O’Brien said that a particularly wet winter across New Zealand had caused many sellers to delay listing their properties, although there appeared to be an increase in the number of lifestyle properties coming to the market.
“It would appear sale numbers should increase over the next three months as we head towards the year’s end,” she said.
Compared to September 2022, four regions saw an increase in sales, with Taranaki (with 17 more sales) and Nelson/Marlborough (with 12 more sales) seeing the most substantial increases. In contrast, Northland (with 67 fewer sales) and Wellington (with 47 fewer sales) recorded the most significant declines in sales during the three-months to September compared to the same period the prior year.
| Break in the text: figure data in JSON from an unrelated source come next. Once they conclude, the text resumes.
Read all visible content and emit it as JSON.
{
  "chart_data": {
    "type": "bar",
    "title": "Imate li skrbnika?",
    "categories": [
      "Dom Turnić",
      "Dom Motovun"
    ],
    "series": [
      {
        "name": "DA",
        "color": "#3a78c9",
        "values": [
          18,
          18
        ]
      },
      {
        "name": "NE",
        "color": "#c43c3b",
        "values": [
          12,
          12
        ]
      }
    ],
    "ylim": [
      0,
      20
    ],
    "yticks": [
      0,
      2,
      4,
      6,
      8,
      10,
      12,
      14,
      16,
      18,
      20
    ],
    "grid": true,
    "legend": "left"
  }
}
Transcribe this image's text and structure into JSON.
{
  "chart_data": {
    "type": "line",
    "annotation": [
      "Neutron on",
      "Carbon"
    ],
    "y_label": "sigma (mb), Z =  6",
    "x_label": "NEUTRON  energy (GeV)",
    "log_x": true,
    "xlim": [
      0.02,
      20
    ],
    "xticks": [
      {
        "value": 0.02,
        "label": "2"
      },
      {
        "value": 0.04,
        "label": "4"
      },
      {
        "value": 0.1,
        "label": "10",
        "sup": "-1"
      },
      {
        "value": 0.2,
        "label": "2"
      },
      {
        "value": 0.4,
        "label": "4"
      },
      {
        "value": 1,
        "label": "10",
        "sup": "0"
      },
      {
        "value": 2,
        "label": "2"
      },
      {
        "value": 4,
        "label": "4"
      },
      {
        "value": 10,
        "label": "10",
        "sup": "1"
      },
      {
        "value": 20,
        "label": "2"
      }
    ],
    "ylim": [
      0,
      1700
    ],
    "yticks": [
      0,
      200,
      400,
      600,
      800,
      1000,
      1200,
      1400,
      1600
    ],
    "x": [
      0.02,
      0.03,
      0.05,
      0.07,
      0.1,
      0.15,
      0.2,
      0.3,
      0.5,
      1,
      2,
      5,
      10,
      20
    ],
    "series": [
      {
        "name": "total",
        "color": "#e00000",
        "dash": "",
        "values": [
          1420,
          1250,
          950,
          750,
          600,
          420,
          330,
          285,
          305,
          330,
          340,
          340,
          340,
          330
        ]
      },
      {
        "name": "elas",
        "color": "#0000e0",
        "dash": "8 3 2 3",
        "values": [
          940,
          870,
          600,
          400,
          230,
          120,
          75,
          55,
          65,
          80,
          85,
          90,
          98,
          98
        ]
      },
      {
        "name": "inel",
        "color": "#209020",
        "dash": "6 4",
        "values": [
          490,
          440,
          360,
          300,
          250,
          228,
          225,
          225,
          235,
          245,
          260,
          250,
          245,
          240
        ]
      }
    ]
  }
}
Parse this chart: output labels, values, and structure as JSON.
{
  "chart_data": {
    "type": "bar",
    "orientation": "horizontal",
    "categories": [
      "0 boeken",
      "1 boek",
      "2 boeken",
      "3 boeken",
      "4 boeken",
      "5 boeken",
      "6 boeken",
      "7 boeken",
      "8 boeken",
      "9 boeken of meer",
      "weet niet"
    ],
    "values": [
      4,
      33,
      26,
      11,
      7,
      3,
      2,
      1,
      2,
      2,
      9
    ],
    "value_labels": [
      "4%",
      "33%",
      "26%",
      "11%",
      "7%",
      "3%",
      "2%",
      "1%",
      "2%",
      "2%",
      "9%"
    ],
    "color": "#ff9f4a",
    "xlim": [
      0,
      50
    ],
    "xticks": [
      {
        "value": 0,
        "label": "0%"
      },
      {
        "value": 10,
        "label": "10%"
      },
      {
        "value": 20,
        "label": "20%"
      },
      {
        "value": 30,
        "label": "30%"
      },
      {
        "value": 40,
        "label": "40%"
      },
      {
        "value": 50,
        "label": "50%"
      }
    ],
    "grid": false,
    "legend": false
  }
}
When compared to the three months to August, five regions registered an increase in sales.
Southland had the highest increase in median price for lifestyle blocks, rising by 19.2% between the three months to September 2022 and the September 2023 quarter. On the other hand, Otago and Manawatu-Wanganui saw the most significant declines, with decreases of 23.3% and 19.7%, respectively.
The median days to sell lifestyle properties in the three months to September was 78 days, longer by 28 days compared to September 2022. Southland and West Coast had the shortest selling times at 61 days, while Nelson/Marlborough/Tasman had the longest at 123 days.